Sauf que ce gain environnemental de la motorisation électrique est. réduit par le coût environnemental de production de la batterie. Et surtout, la faiblesse des émissions en CO2 est intimement lié au mix électrique français et ses 70% de nucléaire dans la production électrique. Conséquence : le contenu CO2 moyen en France de l’électricité en 2013 est de 64 g de CO2 /kWh alors qu’il est de 486 g en Allemagne ( où l’on voit l’effet de l’abandonnement scandaleux du nucléaire allemand) et environ 270 au Royaume Uni, 290 en Italie, 220 en Espagne, 560 en Pologne.

Conséquence de la conséquence : en matière de CO2,  en usage mixte (c’est-à-dire non intensivement urbain) le véhicule électrique est plus performant que le véhicule thermique en France, mais pas   en Allemagne (330 g), au Royaume-Uni (270 g), en Italie (290 g) ou en Pologne (560 g). En 2020, le Véhiculé électrique  sera cependant plus performant que le véhicule thermique dans toutes les zones urbaines quel que soit le pays de l’UE. Mais, même en 2050, en usage mixte, le véhicule électrique  serait toujours moins performant que le thermique dans des pays comme l’Allemagne (240 g CO2/kWh), l’Italie (230 g) ou la Pologne (400 g).

Coût pour l’utilisateur

En ce qui concerne le coût pour l’utilisateur, pour un usage mixte, le véhicule thermique demeure plus avantageux que le véhicule électrique. Ainsi par exemple le surcoût socio-économique pour un VE en 2030 est de 7 000 euros sur la durée de vie de la voiture (et supérieur pour les autres technologies et/ou pour 2020).

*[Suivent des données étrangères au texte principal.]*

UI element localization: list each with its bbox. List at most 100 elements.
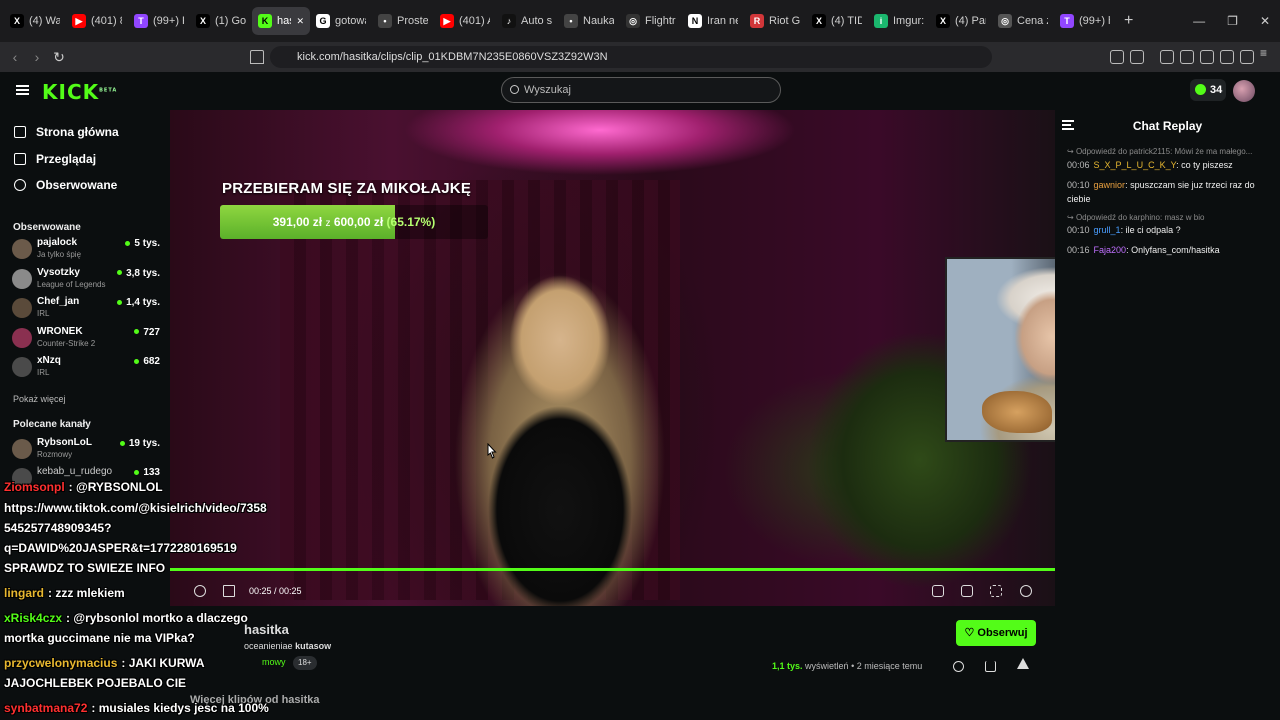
followed-channel[interactable]: xNzq IRL 682 [12, 354, 162, 380]
points-count: 34 [1210, 84, 1223, 96]
followed-channel[interactable]: Chef_jan IRL 1,4 tys. [12, 295, 162, 321]
report-icon[interactable] [1017, 658, 1029, 669]
tab-title: Imgur: T [893, 15, 924, 27]
overlay-chat-line: mortka guccimane nie ma VIPka? [4, 631, 195, 645]
fullscreen-icon[interactable] [990, 585, 1002, 597]
overlay-chat-text: : JAKI KURWA [121, 656, 205, 670]
sidebar-toggle-icon[interactable] [1180, 50, 1194, 64]
wallet-icon[interactable] [1200, 50, 1214, 64]
logo-text: KICK [42, 80, 100, 104]
nav-home[interactable]: Strona główna [14, 125, 119, 139]
overlay-chat-user: przycwelonymacius [4, 656, 118, 670]
music-icon[interactable] [1160, 50, 1174, 64]
avatar [12, 239, 32, 259]
followed-channel[interactable]: pajalock Ja tylko śpię 5 tys. [12, 236, 162, 262]
video-seek-fill [170, 568, 1055, 571]
browser-tab[interactable]: • Nauka g [558, 7, 620, 35]
browser-tab[interactable]: X (4) TIDZ [806, 7, 868, 35]
tab-close-icon[interactable]: ✕ [296, 16, 304, 27]
pin-icon: • [564, 14, 578, 28]
overlay-chat-text: : musiales kiedys jesc na 100% [91, 701, 269, 715]
message-text: : Onlyfans_com/hasitka [1126, 245, 1220, 255]
followed-channel[interactable]: Vysotzky League of Legends 3,8 tys. [12, 266, 162, 292]
kick-icon: K [258, 14, 272, 28]
browser-tab[interactable]: i Imgur: T [868, 7, 930, 35]
message-time: 00:16 [1067, 245, 1090, 255]
followed-channel[interactable]: WRONEK Counter-Strike 2 727 [12, 325, 162, 351]
user-avatar[interactable] [1233, 80, 1255, 102]
browser-tab[interactable]: Khasi ✕ [252, 7, 310, 35]
maximize-icon[interactable]: ❐ [1227, 14, 1238, 28]
miniplayer-icon[interactable] [932, 585, 944, 597]
playback-speed-icon[interactable] [1020, 585, 1032, 597]
minimize-icon[interactable]: — [1193, 14, 1205, 28]
x-icon: X [812, 14, 826, 28]
channel-category: Ja tylko śpię [37, 250, 82, 259]
tab-title: (4) TIDZ [831, 15, 862, 27]
chat-message: 00:10 gawnior: spuszczam sie juz trzeci r… [1067, 178, 1275, 206]
message-user[interactable]: grull_1 [1094, 225, 1121, 235]
tab-title: (99+) PC [153, 15, 184, 27]
chat-message: 00:06 S_X_P_L_U_C_K_Y: co ty piszesz [1067, 158, 1275, 172]
nav-browse[interactable]: Przeglądaj [14, 152, 96, 166]
close-icon[interactable]: ✕ [1260, 14, 1270, 28]
browser-tab[interactable]: ▶ (401) 8A [66, 7, 128, 35]
browser-tab[interactable]: ▶ (401) Au [434, 7, 496, 35]
avatar [12, 357, 32, 377]
tab-title: hasi [277, 15, 291, 27]
message-user[interactable]: gawnior [1094, 180, 1126, 190]
forward-icon[interactable]: › [26, 49, 48, 65]
goal-progress-bar: 391,00 zł z 600,00 zł (65.17%) [220, 205, 488, 239]
shield-icon[interactable] [1240, 50, 1254, 64]
bookmark-icon[interactable] [250, 50, 264, 64]
browser-tab[interactable]: • Proste p [372, 7, 434, 35]
nav-home-label: Strona główna [36, 125, 119, 139]
message-user[interactable]: Faja200 [1094, 245, 1127, 255]
video-player[interactable]: PRZEBIERAM SIĘ ZA MIKOŁAJKĘ 391,00 zł z … [170, 110, 1055, 606]
back-icon[interactable]: ‹ [4, 49, 26, 65]
screenshot-icon[interactable] [1130, 50, 1144, 64]
follow-button[interactable]: ♡ Obserwuj [956, 620, 1036, 646]
chat-message: 00:16 Faja200: Onlyfans_com/hasitka [1067, 243, 1275, 257]
tab-title: Nauka g [583, 15, 614, 27]
extensions-icon[interactable] [1110, 50, 1124, 64]
overlay-chat-text: : @RYBSONLOL [68, 480, 163, 494]
twitch-icon: T [1060, 14, 1074, 28]
menu-icon[interactable]: ≡ [1260, 46, 1274, 60]
points-badge[interactable]: 34 [1190, 79, 1226, 101]
search-input[interactable]: Wyszukaj [501, 77, 781, 103]
viewer-count: 1,4 tys. [117, 297, 160, 308]
leo-icon[interactable] [1220, 50, 1234, 64]
tab-title: (401) 8A [91, 15, 122, 27]
browser-tab[interactable]: ♪ Auto sie [496, 7, 558, 35]
browser-tab[interactable]: T (99+) h3 [1054, 7, 1116, 35]
nav-following[interactable]: Obserwowane [14, 178, 117, 192]
overlay-chat-text: https://www.tiktok.com/@kisielrich/video… [4, 501, 267, 515]
browser-tab[interactable]: ◎ Flightrad [620, 7, 682, 35]
kick-logo[interactable]: KICKBETA [42, 80, 117, 104]
browser-tab[interactable]: N Iran nev [682, 7, 744, 35]
browser-tab[interactable]: X (1) Goni [190, 7, 252, 35]
twitch-icon: T [134, 14, 148, 28]
follow-label: Obserwuj [977, 627, 1028, 639]
reload-icon[interactable]: ↻ [48, 49, 70, 66]
browser-tab[interactable]: X (4) Warh [4, 7, 66, 35]
url-field[interactable]: kick.com/hasitka/clips/clip_01KDBM7N235E… [270, 46, 992, 68]
new-tab-icon[interactable]: + [1124, 12, 1133, 30]
browser-tab[interactable]: Ggotowa [310, 7, 372, 35]
browser-tab[interactable]: T (99+) PC [128, 7, 190, 35]
video-seek-bar[interactable] [170, 568, 1055, 571]
share-icon[interactable] [953, 661, 964, 672]
theater-mode-icon[interactable] [961, 585, 973, 597]
tiktok-icon: ♪ [502, 14, 516, 28]
browser-tab[interactable]: R Riot Gan [744, 7, 806, 35]
show-more-link[interactable]: Pokaż więcej [13, 394, 66, 404]
goal-separator: z [325, 218, 331, 229]
hamburger-menu-icon[interactable] [16, 85, 29, 95]
download-icon[interactable] [985, 661, 996, 672]
channel-name: xNzq [37, 355, 61, 366]
goal-text: 391,00 zł z 600,00 zł (65.17%) [220, 205, 488, 239]
browser-tab[interactable]: ◎ Cena zło [992, 7, 1054, 35]
message-user[interactable]: S_X_P_L_U_C_K_Y [1094, 160, 1177, 170]
browser-tab[interactable]: X (4) Pan I [930, 7, 992, 35]
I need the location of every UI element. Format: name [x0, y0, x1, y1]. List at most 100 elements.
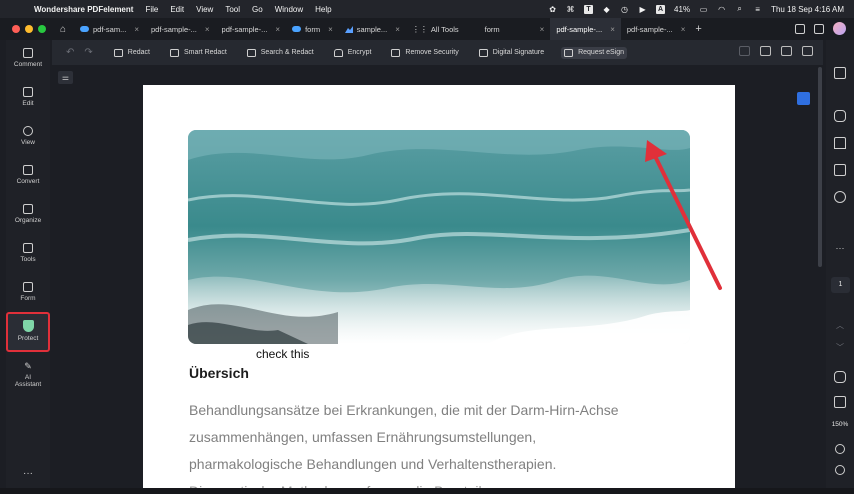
sidebar-item-label: View — [21, 139, 35, 146]
document-page[interactable]: check this Übersich Behandlungsansätze b… — [143, 85, 735, 488]
menu-file[interactable]: File — [145, 5, 158, 14]
chat-icon[interactable] — [834, 110, 846, 122]
ai-side-icon[interactable] — [797, 92, 810, 105]
remove-security-button[interactable]: Remove Security — [388, 47, 461, 59]
shortcuts-icon[interactable]: ⌘ — [566, 5, 575, 14]
a-app-icon[interactable]: A — [656, 4, 666, 14]
close-window-button[interactable] — [12, 25, 20, 33]
bookmark-icon[interactable] — [834, 137, 846, 149]
encrypt-button[interactable]: Encrypt — [331, 47, 375, 59]
avatar[interactable] — [833, 22, 846, 35]
right-sidebar: ··· 1 ︿ ﹀ 150% — [826, 40, 854, 488]
smart-redact-button[interactable]: Smart Redact — [167, 47, 230, 59]
search-redact-icon — [246, 48, 256, 57]
zoom-level[interactable]: 150% — [826, 421, 854, 428]
settings-sliders-icon[interactable]: ⚌ — [58, 71, 73, 84]
sidebar-item-comment[interactable]: Comment — [6, 48, 50, 68]
hand-icon[interactable] — [834, 371, 846, 383]
chevron-up-icon[interactable]: ︿ — [826, 320, 854, 331]
tab-2[interactable]: pdf-sample-... × — [145, 18, 216, 40]
menu-window[interactable]: Window — [275, 5, 303, 14]
more-icon[interactable]: ··· — [826, 243, 854, 253]
vertical-scrollbar[interactable] — [817, 65, 823, 488]
tab-close-icon[interactable]: × — [275, 25, 280, 34]
request-esign-button[interactable]: Request eSign — [561, 46, 628, 59]
share-icon[interactable] — [781, 46, 792, 56]
thumbnails-icon[interactable] — [834, 164, 846, 176]
device-icon[interactable] — [814, 23, 824, 34]
redact-icon — [113, 48, 123, 57]
save-icon[interactable] — [739, 46, 750, 56]
scrollbar-thumb[interactable] — [818, 67, 822, 267]
menu-datetime[interactable]: Thu 18 Sep 4:16 AM — [771, 5, 844, 14]
tab-label: form — [305, 24, 321, 34]
tab-9[interactable]: pdf-sample-... × — [621, 18, 692, 40]
text-annotation[interactable]: check this — [256, 347, 309, 361]
menu-help[interactable]: Help — [315, 5, 331, 14]
sidebar-item-form[interactable]: Form — [6, 282, 50, 302]
tab-4[interactable]: form × — [286, 18, 339, 40]
tab-5[interactable]: sample... × — [339, 18, 406, 40]
menu-edit[interactable]: Edit — [170, 5, 184, 14]
section-heading: Übersich — [189, 365, 249, 381]
tab-close-icon[interactable]: × — [205, 25, 210, 34]
sidebar-item-tools[interactable]: Tools — [6, 243, 50, 263]
fan-icon[interactable]: ✿ — [548, 5, 557, 14]
tab-close-icon[interactable]: × — [328, 25, 333, 34]
tab-close-icon[interactable]: × — [134, 25, 139, 34]
menu-go[interactable]: Go — [252, 5, 263, 14]
menu-app-name[interactable]: Wondershare PDFelement — [34, 5, 133, 14]
sidebar-item-convert[interactable]: Convert — [6, 165, 50, 185]
menu-tool[interactable]: Tool — [225, 5, 240, 14]
sidebar-item-ai-assistant[interactable]: ✎ AI Assistant — [6, 361, 50, 388]
attachment-icon[interactable] — [834, 191, 846, 203]
home-icon[interactable]: ⌂ — [60, 24, 74, 35]
zoom-out-icon[interactable] — [835, 465, 845, 475]
print-icon[interactable] — [760, 46, 771, 56]
page-number[interactable]: 1 — [831, 277, 850, 293]
tab-label: All Tools — [430, 24, 459, 34]
tab-3[interactable]: pdf-sample-... × — [216, 18, 287, 40]
sidebar-item-label: Protect — [17, 335, 39, 342]
fit-page-icon[interactable] — [834, 396, 846, 408]
tab-close-icon[interactable]: × — [681, 25, 686, 34]
digital-signature-button[interactable]: Digital Signature — [476, 47, 547, 59]
new-tab-button[interactable]: + — [695, 23, 701, 35]
chevron-down-icon[interactable]: ﹀ — [826, 342, 854, 353]
menu-view[interactable]: View — [196, 5, 213, 14]
clock-icon[interactable]: ◷ — [620, 5, 629, 14]
zoom-window-button[interactable] — [38, 25, 46, 33]
body-paragraph: Behandlungsansätze bei Erkrankungen, die… — [189, 397, 709, 488]
t-app-icon[interactable]: T — [584, 4, 594, 14]
sidebar-item-protect[interactable]: Protect — [6, 312, 50, 352]
search-icon[interactable]: ⌕ — [735, 4, 744, 14]
undo-icon[interactable]: ↶ — [66, 47, 74, 58]
smart-redact-icon — [169, 48, 179, 57]
document-canvas[interactable]: check this Übersich Behandlungsansätze b… — [52, 85, 816, 488]
wifi-icon[interactable]: ◠ — [717, 5, 726, 14]
play-icon[interactable]: ▶ — [638, 5, 647, 14]
minimize-window-button[interactable] — [25, 25, 33, 33]
sidebar-item-view[interactable]: View — [6, 126, 50, 146]
cloud-icon — [80, 26, 89, 32]
battery-icon[interactable]: ▭ — [699, 5, 708, 14]
tab-7[interactable]: form × — [465, 18, 551, 40]
sidebar-item-edit[interactable]: Edit — [6, 87, 50, 107]
tab-close-icon[interactable]: × — [395, 25, 400, 34]
dropbox-icon[interactable]: ◆ — [602, 5, 611, 14]
more-icon[interactable]: ··· — [6, 468, 50, 479]
redo-icon[interactable]: ↷ — [84, 47, 92, 58]
tab-1[interactable]: pdf-sam... × — [74, 18, 145, 40]
tab-active[interactable]: pdf-sample-... × — [550, 18, 621, 40]
tab-close-icon[interactable]: × — [610, 25, 615, 34]
zoom-in-icon[interactable] — [835, 444, 845, 454]
notification-icon[interactable] — [795, 23, 805, 34]
control-center-icon[interactable]: ≡ — [753, 5, 762, 14]
redact-button[interactable]: Redact — [111, 47, 153, 59]
tab-close-icon[interactable]: × — [540, 25, 545, 34]
sidebar-item-organize[interactable]: Organize — [6, 204, 50, 224]
tab-all-tools[interactable]: ⋮⋮ All Tools — [406, 18, 465, 40]
cloud-upload-icon[interactable] — [802, 46, 813, 56]
search-redact-button[interactable]: Search & Redact — [244, 47, 317, 59]
panel-icon[interactable] — [834, 67, 846, 79]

Ce résultat s’explique par le fait que la technologie électrique voit ses avantages compétitifs s’éroder du fait de vitesses plus élevées (hausse des consommations par rapport au milieu urbain) alors qu’au contraire le rendement du moteur des véhicules thermiques est optimal autour de 80 km/h3, et du moindre coût environnemental dans les zones moins peuplées. Ce phénomène est renforcé par une hypothèse de baisse annuelle de plus de 2 % des consommations des véhicules thermiques. Par ailleurs, pour rendre un service équivalent, le véhicule électrique considéré doit posséder une grosse batterie d’une capacité de 50 kWh correspondant à une autonomie plus importante (200 km). Cela implique davantage d’émissions de polluants et de Gaz  à Effet de Serre lors de la phase de fabrication.

Et ajoutons encore ceci : le Véhicule Electrique  est pénalisé par un investissement relatif à l’installation de bornes de recharge. Aux 7000 euros s’ajoutent  donc une prise à domicile pour un coût de 600 euros  et l’aménagement de places de parking avec borne à destination (travail, études, commerces…) pour un coût de 2 000 euros, soit un surcoût  total de l’ordre de 9 500 euros pour le Véhicule électrique, sur sa durée de vie.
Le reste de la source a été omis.